# Thudding sound on rear suspension



## Exalta (Jan 21, 2003)

I have a B14 and I keep wondering what the hell is that thudding sound coming from the rear suspension...

It sounds like someone knocking on a big plastic drum...whenever i slow down i hear this low pitch knocking sound..checked out the rear shock mounts (accesible from trunk if you remove carpet lining) and they're all tightened


----------



## Exalta (Jan 21, 2003)

okay, i listened more carefully...whenever the car is in motion, or when slowing down, the thudding or clunking like somethings shaking inside something gets louder and faster


----------



## Greg200SE-R (Feb 5, 2003)

I have a similar "thud" sound from my car. I think mine is my exhaust piping hitting something, but yours is probably something else.

Do you have any aftermarket stuff (exhaust, suspension, etc) in the rear? Usually wierd noises like that happen after installing aftermarket parts and not with stock setups... 

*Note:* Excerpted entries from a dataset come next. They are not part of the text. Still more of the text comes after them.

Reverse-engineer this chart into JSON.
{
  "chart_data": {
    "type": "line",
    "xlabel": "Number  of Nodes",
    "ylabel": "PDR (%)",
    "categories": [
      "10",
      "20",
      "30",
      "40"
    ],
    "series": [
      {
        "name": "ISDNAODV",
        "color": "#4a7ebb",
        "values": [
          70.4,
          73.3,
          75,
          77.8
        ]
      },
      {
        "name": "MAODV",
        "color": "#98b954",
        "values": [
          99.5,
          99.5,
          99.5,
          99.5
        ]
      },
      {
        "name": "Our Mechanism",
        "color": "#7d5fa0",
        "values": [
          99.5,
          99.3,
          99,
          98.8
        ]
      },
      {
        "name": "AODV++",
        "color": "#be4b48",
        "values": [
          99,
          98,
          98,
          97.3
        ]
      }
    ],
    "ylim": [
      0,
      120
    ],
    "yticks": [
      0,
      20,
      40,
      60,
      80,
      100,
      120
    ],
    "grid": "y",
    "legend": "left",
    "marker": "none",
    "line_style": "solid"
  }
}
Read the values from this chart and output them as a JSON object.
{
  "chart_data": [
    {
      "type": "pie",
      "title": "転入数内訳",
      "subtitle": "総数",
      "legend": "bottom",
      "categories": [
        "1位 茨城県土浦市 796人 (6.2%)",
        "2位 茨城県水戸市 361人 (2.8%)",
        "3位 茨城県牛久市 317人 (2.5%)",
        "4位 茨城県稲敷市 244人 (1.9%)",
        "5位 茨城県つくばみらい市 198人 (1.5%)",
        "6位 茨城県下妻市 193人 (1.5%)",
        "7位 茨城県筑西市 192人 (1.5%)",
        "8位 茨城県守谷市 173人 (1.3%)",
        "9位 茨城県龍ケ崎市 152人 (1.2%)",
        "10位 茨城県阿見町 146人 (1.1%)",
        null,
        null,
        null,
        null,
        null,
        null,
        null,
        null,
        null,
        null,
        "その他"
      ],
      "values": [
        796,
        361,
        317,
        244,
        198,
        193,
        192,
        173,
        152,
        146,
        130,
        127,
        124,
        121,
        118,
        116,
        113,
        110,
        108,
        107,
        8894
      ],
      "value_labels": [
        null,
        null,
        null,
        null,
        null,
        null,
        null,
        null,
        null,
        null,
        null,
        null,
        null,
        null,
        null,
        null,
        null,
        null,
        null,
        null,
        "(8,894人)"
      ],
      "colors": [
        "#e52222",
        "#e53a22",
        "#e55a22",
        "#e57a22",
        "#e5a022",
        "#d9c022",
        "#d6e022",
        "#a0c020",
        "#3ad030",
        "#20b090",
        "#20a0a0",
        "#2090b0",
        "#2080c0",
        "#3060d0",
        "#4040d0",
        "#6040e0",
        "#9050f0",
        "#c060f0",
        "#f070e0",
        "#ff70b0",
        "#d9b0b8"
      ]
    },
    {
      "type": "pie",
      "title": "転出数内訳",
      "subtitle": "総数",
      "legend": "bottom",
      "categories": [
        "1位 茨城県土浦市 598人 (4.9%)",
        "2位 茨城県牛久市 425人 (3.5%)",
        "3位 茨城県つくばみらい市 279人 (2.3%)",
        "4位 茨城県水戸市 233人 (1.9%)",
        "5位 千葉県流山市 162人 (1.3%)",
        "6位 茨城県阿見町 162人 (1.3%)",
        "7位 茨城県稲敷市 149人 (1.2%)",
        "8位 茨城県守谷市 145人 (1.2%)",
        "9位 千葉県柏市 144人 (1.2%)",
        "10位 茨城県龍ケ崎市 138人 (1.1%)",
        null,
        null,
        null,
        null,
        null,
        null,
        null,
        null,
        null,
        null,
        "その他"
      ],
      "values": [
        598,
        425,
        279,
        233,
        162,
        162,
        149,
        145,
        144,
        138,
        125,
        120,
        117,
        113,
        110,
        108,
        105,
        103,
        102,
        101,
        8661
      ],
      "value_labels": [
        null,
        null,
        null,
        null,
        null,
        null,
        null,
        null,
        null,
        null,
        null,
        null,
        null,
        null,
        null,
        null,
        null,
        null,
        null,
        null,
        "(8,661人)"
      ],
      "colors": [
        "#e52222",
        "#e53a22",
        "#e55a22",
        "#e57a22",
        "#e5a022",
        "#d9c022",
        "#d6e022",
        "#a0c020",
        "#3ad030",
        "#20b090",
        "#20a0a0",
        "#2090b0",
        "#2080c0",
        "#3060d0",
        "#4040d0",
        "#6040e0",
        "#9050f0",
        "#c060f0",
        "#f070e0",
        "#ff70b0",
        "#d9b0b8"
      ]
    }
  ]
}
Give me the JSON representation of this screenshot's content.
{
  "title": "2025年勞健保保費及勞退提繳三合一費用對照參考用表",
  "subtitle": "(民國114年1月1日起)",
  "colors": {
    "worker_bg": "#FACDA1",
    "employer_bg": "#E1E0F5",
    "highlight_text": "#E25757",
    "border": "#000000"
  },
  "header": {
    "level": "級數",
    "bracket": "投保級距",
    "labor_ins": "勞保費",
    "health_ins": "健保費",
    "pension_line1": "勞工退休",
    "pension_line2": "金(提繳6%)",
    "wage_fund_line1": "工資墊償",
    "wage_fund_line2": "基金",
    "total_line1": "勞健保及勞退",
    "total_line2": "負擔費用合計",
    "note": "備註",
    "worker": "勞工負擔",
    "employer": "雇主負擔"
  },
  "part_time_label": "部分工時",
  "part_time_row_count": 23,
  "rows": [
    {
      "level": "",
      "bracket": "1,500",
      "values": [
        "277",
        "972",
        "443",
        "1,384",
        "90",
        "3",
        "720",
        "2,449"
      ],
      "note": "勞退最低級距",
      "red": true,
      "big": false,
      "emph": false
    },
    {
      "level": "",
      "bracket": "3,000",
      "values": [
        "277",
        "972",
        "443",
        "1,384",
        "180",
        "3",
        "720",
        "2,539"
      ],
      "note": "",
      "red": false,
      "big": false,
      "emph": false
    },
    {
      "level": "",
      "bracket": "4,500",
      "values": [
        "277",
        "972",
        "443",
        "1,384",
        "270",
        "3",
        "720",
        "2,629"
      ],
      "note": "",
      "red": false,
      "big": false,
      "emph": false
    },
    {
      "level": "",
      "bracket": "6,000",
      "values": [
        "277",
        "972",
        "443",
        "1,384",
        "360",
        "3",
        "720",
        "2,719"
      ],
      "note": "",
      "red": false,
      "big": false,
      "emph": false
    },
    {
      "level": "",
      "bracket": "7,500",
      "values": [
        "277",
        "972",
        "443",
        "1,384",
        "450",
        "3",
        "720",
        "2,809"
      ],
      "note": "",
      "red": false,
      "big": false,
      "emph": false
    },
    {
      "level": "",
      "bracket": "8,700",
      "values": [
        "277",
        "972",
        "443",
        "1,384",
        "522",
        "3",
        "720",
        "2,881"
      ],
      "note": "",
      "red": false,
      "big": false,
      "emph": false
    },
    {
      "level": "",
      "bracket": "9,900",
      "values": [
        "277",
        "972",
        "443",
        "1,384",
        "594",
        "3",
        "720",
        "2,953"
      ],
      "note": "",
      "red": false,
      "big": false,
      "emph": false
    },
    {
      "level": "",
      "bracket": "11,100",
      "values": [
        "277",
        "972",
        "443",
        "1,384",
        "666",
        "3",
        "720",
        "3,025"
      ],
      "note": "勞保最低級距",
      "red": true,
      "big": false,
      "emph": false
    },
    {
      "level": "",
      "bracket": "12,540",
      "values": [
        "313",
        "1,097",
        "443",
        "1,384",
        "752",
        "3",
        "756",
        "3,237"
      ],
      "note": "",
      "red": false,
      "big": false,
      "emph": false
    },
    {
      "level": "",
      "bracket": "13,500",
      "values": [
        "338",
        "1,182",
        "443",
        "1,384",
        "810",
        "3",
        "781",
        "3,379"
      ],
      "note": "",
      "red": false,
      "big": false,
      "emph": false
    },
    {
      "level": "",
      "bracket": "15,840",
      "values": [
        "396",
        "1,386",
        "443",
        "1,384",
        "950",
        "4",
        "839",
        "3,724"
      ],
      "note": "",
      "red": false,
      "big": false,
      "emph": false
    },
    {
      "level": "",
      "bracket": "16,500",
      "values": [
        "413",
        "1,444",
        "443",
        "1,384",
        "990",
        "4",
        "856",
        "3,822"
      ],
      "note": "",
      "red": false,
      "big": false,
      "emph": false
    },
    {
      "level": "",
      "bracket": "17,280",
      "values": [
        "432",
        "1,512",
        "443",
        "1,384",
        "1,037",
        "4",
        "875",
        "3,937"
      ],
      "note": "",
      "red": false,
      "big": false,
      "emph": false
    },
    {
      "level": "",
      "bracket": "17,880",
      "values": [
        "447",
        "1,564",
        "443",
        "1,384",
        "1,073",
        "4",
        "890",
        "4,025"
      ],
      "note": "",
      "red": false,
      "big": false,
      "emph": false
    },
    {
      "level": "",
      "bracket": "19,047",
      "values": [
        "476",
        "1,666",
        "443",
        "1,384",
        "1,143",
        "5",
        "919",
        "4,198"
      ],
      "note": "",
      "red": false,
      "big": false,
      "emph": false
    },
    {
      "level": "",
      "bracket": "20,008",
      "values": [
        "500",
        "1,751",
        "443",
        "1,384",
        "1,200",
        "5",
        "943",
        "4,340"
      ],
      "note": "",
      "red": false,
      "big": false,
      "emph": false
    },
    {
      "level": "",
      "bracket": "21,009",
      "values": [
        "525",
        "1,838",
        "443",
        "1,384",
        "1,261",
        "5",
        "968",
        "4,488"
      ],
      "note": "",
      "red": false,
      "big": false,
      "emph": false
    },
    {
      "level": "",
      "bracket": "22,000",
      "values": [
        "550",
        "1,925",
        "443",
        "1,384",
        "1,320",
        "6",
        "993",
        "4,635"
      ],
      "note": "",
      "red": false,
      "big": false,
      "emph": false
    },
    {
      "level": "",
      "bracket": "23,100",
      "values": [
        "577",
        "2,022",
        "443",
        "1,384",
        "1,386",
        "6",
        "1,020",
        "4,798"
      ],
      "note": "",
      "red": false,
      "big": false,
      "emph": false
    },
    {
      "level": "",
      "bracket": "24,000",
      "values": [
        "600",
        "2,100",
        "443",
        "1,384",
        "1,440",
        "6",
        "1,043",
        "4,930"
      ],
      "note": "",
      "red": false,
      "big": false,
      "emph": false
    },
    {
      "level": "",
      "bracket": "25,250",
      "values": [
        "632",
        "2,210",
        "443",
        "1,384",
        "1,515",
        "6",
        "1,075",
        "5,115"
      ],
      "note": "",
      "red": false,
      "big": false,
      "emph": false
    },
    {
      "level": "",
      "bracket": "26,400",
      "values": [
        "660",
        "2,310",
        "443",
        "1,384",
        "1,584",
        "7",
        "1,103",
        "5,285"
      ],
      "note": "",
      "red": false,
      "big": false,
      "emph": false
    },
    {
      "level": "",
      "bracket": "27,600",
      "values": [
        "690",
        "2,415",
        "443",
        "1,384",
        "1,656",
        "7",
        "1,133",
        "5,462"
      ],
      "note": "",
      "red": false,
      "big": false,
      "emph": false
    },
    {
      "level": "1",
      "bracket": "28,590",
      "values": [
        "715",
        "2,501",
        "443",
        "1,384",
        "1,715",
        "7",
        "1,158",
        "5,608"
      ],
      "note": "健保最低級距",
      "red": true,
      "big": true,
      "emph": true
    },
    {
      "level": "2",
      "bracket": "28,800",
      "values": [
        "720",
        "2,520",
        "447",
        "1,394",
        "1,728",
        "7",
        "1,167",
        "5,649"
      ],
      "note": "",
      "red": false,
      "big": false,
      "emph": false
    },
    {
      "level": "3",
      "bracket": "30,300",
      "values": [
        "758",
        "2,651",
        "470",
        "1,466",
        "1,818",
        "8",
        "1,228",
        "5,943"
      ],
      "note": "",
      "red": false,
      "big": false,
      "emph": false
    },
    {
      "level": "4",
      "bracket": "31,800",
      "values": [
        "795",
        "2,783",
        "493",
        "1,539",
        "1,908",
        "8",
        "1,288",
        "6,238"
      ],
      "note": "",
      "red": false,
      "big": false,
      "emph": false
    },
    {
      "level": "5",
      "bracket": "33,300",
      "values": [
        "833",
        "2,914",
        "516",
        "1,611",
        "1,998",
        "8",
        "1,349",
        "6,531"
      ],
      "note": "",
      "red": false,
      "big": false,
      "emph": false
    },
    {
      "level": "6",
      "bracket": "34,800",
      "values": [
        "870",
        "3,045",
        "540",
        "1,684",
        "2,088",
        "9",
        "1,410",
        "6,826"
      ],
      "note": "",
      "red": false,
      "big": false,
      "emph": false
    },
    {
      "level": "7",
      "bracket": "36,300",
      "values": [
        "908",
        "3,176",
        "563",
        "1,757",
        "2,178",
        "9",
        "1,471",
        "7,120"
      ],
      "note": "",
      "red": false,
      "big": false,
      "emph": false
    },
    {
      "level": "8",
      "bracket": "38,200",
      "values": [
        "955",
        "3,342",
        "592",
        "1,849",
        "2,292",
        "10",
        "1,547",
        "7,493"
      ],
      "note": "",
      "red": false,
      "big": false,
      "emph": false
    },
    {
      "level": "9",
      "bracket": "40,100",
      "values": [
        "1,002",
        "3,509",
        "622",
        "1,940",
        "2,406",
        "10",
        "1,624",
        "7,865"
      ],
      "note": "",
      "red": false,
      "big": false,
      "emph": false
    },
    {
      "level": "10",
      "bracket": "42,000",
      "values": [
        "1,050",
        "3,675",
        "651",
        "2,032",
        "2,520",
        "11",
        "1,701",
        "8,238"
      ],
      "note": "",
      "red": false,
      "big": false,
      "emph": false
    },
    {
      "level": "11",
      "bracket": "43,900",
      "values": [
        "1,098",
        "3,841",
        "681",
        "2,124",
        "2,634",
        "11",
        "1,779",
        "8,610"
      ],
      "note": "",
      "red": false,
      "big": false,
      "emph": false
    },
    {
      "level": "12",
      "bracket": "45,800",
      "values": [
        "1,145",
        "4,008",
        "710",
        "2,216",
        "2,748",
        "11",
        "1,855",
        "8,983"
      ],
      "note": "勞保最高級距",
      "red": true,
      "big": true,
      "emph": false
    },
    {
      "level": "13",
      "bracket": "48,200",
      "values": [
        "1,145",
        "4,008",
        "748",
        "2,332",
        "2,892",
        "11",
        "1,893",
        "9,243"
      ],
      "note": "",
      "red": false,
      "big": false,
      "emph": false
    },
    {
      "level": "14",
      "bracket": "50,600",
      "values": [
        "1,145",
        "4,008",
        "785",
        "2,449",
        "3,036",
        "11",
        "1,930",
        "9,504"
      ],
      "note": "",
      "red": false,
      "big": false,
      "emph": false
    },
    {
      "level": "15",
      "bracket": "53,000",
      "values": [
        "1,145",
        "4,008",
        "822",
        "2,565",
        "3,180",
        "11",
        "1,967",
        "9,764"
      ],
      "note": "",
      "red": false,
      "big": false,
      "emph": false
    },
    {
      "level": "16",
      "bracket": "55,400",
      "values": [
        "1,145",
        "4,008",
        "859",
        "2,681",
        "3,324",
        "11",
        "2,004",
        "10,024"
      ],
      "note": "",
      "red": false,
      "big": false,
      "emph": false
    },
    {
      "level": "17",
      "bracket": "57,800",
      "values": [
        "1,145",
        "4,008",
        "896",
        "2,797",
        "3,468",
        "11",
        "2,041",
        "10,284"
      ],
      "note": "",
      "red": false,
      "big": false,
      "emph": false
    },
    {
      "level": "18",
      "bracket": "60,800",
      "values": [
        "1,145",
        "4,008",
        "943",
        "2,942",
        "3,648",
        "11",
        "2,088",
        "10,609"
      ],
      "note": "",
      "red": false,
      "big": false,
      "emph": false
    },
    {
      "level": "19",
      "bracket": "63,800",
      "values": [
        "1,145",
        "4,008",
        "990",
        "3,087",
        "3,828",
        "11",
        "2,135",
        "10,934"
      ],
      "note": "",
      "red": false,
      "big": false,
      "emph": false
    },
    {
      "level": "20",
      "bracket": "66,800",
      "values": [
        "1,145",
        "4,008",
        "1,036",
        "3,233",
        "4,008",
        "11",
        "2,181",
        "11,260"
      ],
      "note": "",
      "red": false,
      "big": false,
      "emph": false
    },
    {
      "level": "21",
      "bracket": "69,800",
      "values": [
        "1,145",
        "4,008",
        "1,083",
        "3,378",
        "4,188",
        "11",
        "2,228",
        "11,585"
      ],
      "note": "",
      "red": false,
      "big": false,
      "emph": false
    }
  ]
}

Throw a little brother, sister or cousin in the trunk, drive around and aske them to pinpoint where the sound is coming from. 

No? Well, just an idea.


----------



## 9double8 (Jul 9, 2002)

Greg200SE-R said:


> I have a similar "thud" sound from my car. I think mine is my exhaust piping hitting something


That's what mine was. The exhaust hitting the rear beam. I just got another exhaust pipe hanger and re-hung the exhaust higher. No more banging.


----------